Wie ist das auf S. 27 des Gesetzentwurfs (Bundesratsdrucksache 382/25) genannte „neue Instrument der Fündigkeitsrisikoabsicherung“ ausgestaltet?

21

Plant die Bundesregierung Maßnahmen zur Förderung der Akzeptanz von Geothermie, wie die finanzielle Beteiligung von Gemeinden, wenn ja, wie plant die Bundesregierung, dies auszugestalten, und wenn nein, warum nicht?

22

Beabsichtigt die Bundesregierung, die Forschung und die Entwicklung von Geothermie zu fördern, wenn ja, wie und in welchem Umfang, und wenn nein, warum nicht?

23

Inwieweit wird die Bundesregierung darauf hinwirken, dass die für geothermische Projekte zuständigen Genehmigungsbehörden personell besser ausgestattet werden?

24

Welches Ausbauziel hat sich die Bundesregierung für das Erschließen von oberflächennahen- und tiefengeothermischen Projekten gesetzt (bitte jeweils in Terawattstunden angeben)?

25

Welchen Anteil des gesamtdeutschen Wärmebedarfs plant die Bundesregierung, mit einer Wärmeversorgung durch Geothermie abzudecken?

26

Welche Kenntnisse hat die Bundesregierung über den durchschnittlichen Investitionsbedarf (in Euro) für Geothermieprojekte in den folgenden Kategorien:

a) oberflächennahe Geothermie (z. B. Wärmepumpen),

b) hydrothermale Tiefe Geothermie,

c) petrothermale Tiefe Geothermie (z. B. EGS – Enhanced Geothermal Systems)?

27

Wie bewertet die Bundesregierung die aktuellen Investitionskosten im Verhältnis zur erwartbaren Energieleistung (z. B. Euro pro Kilowattstund [kWh] Wärme bzw.

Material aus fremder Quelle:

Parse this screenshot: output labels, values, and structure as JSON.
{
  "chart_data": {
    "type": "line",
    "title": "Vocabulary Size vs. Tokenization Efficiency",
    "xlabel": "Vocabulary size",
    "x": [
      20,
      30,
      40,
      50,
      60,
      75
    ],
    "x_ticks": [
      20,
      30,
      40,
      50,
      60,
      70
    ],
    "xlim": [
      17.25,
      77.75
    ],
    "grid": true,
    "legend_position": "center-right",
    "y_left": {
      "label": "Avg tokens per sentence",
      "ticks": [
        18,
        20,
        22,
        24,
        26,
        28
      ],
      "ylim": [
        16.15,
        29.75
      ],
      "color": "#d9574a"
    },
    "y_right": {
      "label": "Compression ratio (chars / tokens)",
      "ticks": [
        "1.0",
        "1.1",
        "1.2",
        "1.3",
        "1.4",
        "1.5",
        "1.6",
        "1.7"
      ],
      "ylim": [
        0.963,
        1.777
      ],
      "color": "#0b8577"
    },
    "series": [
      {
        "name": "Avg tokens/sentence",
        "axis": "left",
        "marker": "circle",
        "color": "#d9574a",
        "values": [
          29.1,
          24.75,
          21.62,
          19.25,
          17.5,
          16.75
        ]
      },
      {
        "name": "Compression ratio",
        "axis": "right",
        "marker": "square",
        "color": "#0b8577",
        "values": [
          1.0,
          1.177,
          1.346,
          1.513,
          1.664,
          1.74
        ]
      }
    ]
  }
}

Strom) bei Geothermieprojekten im Vergleich zu anderen erneuerbaren Energien (bitte einzeln nach Technologie auflisten)?

28

Welche grenzüberschreitenden Potenziale sind laut Bundesregierung gemeint, wenn die Fraktionen der CDU, CSU und SPD in ihrem Koalitionsvertrag verankern, dass grenzüberschreitende Potenziale zu mobilisieren seien und ein gemeinsamer Rechtsrahmen dafür notwendig wäre, und wie wäre hier nach Einschätzung der Bundesregierung ein gemeinsamer Rechtsrahmen zu schaffen?

29

Welche Ausbauziele haben die deutschen Bundesländer nach Kenntnis der Bundesregierung (bitte auflisten)?

30

Wie viele Geothermieprojekte werden aktuell durch das Bundesministerium für Wirtschaft und Energie (BMWE) gefördert, und mit jeweils welchen Summen (bitte nach Bundesland aufschlüsseln)?

31

Wie beurteilt die Bundesregierung die Entwicklung der Akzeptanz der Bevölkerung für Geothermieprojekte, und was plant die Bundesregierung, um die Akzeptanz zu erhöhen?